Zum Wintersemester nimmt der neue Studiengang Cognitive Science die ersten Studierenden auf. Neben der Einführung von Bachelor- und Mastergrad, englischsprachigen Veranstaltungen und der Einführung des ECTS, die allesamt die Internationalität des Studienganges gewährleisten sollen, bietet er ein weiteres Novum: die Immatrikulation auf Probe.

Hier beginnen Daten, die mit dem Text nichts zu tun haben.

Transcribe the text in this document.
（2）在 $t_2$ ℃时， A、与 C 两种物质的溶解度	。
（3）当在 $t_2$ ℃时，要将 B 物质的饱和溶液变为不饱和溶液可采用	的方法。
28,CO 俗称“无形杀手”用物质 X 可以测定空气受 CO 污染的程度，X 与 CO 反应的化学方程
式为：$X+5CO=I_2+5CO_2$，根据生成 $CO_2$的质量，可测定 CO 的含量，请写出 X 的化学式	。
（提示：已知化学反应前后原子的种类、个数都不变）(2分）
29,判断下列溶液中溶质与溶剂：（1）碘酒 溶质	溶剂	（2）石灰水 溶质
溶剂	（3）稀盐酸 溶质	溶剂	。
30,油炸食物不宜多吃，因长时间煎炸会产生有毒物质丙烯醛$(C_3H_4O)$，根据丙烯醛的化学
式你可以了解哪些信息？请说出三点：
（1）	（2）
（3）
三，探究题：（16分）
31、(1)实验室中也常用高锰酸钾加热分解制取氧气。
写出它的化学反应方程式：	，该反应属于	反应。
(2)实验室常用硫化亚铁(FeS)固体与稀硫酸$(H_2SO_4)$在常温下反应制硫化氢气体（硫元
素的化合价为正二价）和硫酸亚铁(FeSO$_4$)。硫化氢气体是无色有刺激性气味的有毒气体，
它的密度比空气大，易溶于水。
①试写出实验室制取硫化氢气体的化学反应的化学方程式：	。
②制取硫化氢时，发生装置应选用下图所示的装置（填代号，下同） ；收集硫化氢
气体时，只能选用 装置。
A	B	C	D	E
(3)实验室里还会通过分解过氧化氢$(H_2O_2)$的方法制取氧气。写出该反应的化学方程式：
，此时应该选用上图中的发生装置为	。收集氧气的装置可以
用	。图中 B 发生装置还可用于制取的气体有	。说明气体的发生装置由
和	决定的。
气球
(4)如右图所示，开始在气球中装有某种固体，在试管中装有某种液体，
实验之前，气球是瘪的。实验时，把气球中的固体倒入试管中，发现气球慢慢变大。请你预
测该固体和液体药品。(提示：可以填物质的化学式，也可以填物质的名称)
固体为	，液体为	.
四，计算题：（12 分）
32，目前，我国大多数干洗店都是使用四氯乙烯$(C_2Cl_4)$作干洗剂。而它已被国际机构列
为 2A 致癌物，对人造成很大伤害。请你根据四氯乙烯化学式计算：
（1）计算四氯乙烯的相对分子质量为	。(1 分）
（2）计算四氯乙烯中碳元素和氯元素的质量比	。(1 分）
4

Bevor noch das endgültige Plazet aus Hannover zur Einrichtung des neuen Studienganges kam, tauchte eine Aufnahmeordnung auf, die ohne Beteiligung der zuständigen Gremien im Fachbereich Sprach- und Literaturwissenschaft direkt vom Senat beschlossen worden ist. Inhalt dieser Ordnung ist vor allem die Befristung der Immatrikulation auf zwei Semester. Die Rückmeldung nach dem zweiten Semester soll nur für diejenigen Studierenden möglich sein, die die ECTS-Kreditpunkte für alle obligatorischen Veranstaltungen des ersten und zwei obligatorische Veranstaltungen des zweiten Semesters vorweisen können. Dies entspricht insgesamt voraussichtlich mindestens sechs Leistungsnachweisen. Denjenigen, die nicht alle diese Nachweise vorlegen können, soll eine Rückmeldung "unter Auflagen" möglich sein.

Der Sinn eines solchen Verfahrens bleibt zunächst unklar. Der Studiengang Cognitive Science ist in höchstem Maße interdisziplinär – das Studium umfaßt Gebiete so verschiedener Fächer wie Biologie, Linguistik, Mathematik, Künstliche Intelligenz, Philosophie, Psychologie und Informatik. Da ist es unwahrscheinlich, daß man die für das Studium "geeigneten" StudentInnen schon nach zwei Semestern erkennen kann, zumal auch international nur wenig Erfahrung mit einem grundständigen Studiengang Cognitive Science vorliegt.

Für die Studierenden ergeben sich durch diese Regelung nur Nachteile: Von der sozialen Situation wird vollkommen abstrahiert; würde der Anteil der StudentInnen berücksichtigt werden, der durch Arbeit, Kindererziehung, Behinderung etc. nicht in der Lage ist, ein "Vollzeitstudium" zu absolvieren, wäre der Regelfall dieser Bestimmung sicherlich die Ausnahme. Nicht in Betracht gezogen wurde außerdem die besondere Situation der ausländischen Studierenden – Cognitive Science als "auslandsorientierter Studiengang" strebt einen AusländerInnenanteil von 50% an –, die sich vor Ort erst akklimatisieren müssen und gleich im ersten Semester damit konfrontiert werden, Pflichtscheine in Veranstaltungen erwerben zu müssen, die in einer kaum beherrschten Fremdsprache abgehalten werden. Auch unter organisatorischen Gesichtspunkten erscheint die Regelung fraglich, denn für viele Studierende bringt sie eine erhebliche Unsicherheit mit sich – wer sich im Juli zurückgemeldet hat, fällt eine Woche später vielleicht durch die Klausur oder kommt mit seiner Hausarbeit nicht durch und ist im Oktober bereits exmatrikuliert.

Unzweifelhaft sehen wir hier ein Experiment mit "Vorbildcharakter" auch für andere Studiengänge vor uns. Die Auslese von Studierenden nach "Leistungs-" und sozialen Kriterien nach dem zweiten Semester läßt sich hochschulpolitisch leichter verkaufen als etwa eine Zwangsexmatrikulation oder eine Aufnahmeprüfung. Zudem erinnert sie an eine jahrgangsweise Versetzung, wie sie etwa in der Schule oder auch in manchen ausländischen Hochschulsystemen praktiziert wird. 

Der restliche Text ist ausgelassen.